When getting to know the device, it can be helpful to have a quick look at PTX, SASS, warps, cooperative groups, Tensor Cores and memory hierarchy.

1.1 Abstractions

CUDA, or “Compute Unite Device Architecture” as it was introduced in 2006, is a parallel computing platform and programming model that uses the parallel engine in NVIDIA GPUs to solve computational tasks.

There are three principal abstractions:

hierarchy of thread groups
shared memories
barrier synchronization

Basically CUDA allows developers to partition problems into sub-problems that can be solved by threads running in parallel, in blocks. Threads all run the same code, and an ID for each thread allows access to memory addresses and control decisions.

Threads are arranged as a grid of thread blocks.

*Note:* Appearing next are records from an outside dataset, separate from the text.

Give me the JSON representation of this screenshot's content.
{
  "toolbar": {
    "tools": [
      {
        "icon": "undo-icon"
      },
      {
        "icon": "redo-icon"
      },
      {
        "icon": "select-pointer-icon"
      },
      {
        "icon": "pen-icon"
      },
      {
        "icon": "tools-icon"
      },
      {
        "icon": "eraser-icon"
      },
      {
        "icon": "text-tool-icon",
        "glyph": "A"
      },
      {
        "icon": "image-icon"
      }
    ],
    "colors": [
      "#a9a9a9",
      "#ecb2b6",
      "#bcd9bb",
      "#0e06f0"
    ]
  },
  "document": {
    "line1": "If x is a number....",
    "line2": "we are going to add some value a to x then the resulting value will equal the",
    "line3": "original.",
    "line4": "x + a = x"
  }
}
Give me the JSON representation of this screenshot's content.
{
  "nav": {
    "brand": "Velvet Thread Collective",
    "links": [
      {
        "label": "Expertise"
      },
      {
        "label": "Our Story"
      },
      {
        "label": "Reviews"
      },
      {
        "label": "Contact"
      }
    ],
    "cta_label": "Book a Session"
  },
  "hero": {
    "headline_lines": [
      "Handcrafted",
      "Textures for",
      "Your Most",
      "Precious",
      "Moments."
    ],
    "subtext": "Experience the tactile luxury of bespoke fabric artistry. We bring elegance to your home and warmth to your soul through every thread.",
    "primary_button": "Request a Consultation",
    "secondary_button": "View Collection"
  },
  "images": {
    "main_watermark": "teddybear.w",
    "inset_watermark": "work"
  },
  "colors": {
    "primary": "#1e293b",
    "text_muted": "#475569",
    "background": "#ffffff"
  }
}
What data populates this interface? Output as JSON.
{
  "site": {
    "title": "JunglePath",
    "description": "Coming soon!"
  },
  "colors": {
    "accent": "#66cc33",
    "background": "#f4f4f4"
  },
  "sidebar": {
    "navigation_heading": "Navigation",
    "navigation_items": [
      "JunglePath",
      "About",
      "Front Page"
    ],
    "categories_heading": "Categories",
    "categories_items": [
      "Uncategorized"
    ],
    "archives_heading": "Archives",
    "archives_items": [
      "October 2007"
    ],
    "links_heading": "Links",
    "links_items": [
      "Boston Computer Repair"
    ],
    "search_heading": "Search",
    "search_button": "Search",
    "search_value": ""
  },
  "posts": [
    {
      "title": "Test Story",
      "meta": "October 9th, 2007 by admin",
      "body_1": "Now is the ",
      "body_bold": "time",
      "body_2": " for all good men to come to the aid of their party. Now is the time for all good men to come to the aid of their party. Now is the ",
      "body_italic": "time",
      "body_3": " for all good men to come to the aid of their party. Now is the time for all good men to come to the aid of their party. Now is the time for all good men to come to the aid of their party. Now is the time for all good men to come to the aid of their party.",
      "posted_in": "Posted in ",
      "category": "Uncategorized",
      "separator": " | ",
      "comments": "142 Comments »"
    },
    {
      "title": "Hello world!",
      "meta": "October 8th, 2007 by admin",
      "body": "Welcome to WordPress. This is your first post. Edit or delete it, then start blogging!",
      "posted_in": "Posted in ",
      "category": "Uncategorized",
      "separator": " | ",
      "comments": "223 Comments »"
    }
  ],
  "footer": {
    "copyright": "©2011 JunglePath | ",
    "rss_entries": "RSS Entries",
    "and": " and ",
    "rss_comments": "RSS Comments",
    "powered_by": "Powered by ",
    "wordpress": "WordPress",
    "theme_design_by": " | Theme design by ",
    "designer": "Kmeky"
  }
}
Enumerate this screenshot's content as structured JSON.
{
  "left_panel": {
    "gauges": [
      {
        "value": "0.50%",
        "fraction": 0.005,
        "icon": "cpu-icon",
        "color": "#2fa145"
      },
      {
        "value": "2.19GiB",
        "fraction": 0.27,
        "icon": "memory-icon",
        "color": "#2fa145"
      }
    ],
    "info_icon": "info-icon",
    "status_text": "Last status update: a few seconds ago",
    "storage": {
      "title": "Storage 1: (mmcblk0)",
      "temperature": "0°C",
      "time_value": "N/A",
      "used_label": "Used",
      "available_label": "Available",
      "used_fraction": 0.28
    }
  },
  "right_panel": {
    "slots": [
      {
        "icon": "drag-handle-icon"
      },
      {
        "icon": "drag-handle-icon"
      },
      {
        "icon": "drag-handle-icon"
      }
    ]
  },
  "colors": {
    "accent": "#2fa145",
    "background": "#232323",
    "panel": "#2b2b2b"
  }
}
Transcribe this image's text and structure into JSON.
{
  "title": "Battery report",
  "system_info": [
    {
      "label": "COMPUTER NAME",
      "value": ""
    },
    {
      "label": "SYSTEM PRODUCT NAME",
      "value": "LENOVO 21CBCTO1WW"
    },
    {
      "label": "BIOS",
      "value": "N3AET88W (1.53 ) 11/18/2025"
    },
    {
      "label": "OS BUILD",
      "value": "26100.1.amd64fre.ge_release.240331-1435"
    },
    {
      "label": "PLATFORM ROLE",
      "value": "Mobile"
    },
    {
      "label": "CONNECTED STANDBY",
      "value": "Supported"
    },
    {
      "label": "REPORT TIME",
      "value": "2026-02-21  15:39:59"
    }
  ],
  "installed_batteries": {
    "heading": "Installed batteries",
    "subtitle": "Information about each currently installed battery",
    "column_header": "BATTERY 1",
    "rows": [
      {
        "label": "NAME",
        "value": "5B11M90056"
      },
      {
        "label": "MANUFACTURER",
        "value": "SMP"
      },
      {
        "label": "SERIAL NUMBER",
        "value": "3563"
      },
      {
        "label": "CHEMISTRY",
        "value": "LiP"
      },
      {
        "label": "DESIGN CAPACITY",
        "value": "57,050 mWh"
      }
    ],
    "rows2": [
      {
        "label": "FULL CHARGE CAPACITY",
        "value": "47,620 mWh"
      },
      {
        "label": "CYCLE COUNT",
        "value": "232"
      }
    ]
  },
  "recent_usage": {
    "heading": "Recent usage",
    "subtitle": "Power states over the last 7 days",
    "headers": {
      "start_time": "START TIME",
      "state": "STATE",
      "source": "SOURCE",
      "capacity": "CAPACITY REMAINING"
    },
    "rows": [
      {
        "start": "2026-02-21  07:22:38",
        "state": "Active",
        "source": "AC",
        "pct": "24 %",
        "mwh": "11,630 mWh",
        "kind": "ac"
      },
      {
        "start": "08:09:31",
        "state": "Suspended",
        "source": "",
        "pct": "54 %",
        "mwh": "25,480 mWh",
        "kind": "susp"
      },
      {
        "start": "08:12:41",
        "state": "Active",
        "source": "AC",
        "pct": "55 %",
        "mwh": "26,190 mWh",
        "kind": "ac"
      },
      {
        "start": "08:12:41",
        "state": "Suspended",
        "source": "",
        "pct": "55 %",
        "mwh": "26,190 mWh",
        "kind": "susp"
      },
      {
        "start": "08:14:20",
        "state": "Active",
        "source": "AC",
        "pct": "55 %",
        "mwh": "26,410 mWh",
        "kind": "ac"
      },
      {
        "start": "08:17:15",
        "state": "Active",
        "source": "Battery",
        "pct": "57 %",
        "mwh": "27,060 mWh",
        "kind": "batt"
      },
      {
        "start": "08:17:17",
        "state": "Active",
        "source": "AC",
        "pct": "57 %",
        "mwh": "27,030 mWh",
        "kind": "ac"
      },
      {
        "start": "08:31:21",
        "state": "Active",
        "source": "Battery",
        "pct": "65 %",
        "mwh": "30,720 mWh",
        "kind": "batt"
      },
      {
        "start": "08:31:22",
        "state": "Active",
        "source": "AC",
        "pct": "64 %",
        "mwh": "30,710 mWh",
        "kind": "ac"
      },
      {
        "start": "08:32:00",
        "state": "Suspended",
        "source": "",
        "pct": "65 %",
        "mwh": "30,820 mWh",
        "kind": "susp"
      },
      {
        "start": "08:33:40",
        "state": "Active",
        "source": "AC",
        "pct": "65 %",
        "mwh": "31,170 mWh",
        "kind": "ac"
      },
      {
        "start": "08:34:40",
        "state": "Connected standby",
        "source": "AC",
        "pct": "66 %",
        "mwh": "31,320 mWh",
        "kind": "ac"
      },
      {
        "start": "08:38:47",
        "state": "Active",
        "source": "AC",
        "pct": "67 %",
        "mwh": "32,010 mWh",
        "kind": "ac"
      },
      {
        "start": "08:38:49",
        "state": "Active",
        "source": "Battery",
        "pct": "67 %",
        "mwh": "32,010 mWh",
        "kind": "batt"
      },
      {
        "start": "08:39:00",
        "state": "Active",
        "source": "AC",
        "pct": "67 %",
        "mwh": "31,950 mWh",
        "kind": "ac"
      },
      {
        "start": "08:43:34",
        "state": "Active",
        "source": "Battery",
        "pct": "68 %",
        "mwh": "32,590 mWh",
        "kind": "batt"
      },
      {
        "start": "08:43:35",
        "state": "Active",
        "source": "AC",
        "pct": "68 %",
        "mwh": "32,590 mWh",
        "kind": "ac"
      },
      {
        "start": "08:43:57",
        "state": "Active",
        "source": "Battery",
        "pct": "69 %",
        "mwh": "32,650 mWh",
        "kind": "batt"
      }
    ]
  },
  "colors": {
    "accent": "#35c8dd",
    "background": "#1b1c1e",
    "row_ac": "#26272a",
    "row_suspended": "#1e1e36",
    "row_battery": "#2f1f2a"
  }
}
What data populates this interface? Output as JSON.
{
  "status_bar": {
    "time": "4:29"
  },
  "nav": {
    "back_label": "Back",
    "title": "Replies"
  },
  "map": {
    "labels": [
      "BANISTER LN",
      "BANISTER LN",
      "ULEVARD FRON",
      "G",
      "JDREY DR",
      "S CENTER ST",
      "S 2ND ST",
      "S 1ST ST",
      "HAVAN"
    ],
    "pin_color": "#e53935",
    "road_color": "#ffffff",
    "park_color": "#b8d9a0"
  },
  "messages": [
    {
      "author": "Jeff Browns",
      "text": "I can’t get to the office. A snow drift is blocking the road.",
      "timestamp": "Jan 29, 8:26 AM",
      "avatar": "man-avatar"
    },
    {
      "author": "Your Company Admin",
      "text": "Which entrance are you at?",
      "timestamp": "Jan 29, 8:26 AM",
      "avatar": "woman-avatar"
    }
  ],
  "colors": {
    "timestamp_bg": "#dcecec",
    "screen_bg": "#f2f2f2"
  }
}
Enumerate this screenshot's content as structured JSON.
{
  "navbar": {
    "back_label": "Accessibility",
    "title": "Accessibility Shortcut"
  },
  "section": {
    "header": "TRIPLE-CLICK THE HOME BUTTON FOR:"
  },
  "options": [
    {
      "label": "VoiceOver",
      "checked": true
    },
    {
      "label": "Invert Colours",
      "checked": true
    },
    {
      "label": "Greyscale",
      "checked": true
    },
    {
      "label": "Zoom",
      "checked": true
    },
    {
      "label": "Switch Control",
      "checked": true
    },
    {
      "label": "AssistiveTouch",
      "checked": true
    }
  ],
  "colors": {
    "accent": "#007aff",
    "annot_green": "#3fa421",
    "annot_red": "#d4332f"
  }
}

For a visualization of the specifications and use cases of some of today’s GPUs, please see this website.

1.2 PTX

PTX is a low-level, parallel thread execution virtual machine and instruction set architecture (ISA). In other words, it is a paradigm that leverages the GPU as a data-parallel computing device.

1.2.1 Programming model

PTX’s programming model is parallel: it specifies the execution of a given thread of a parallel thread array. A CTA, or cooperative thread array, is an array of threads that execute a kernel concurrently or in parallel.

1.3 SASS

SASS is the low-level assembly language that compiles to binary microcode, which executes natively on NVIDIA GPUs.

1.4 High level architecture

GPUs have highly parallel processor architecture, comprising processing elements and memory hierarchy. Streaming processors do work on data, and that data and code are accessed from the high bandwidth memory (HMB3 in the diagram) via the L2 cache.

The A100 GPU, for example, has 108 SMs, a 40MB L2 cache, and up to 2039 GB/s bandwidth from 80GB of HBM2 memory.

NVLink Network Interconnect enables GPU-to-GPU communication among up to 256 GPUs across multiple compute nodes.

1.5 Streaming multiprocessors

Each Streaming Multiprocessor has a set of execution units, a reguster file and some shared memory.

We also notice the warp scheduler - this is a basic unit of execution and a collection of threads. Typically these are groups of 32 threads, which are executed together by a SM.

Tensor Cores are specialized units focused on speeding up deep learning workloads. They accel at mixed-precision matrix multiply and gradient accumulation calculations.

1.6 TeraFlops

It’s worth familiarizing ourselves with TFLOPS, which stands for Trillion Floating Point Operations Per Second. This is commonly used to measure the performance of GPUs.

1 TFLOP = 1 trillion floating point calculations per second (what’s a floating point? Just a number with a decimal eg 1.2 or 12.3456)

The H100 with SXM% board form-factor can perform 133.8 TFLOPs on FP16 inputs. FP16 just means half precision, or 1 bit for sign (+, -), 5 bits for the exponent, and 10 bits for decimal precision. This is a very popular format for AI training and inference, since a minimal drop in accuracy also means better speed and memory efficiency.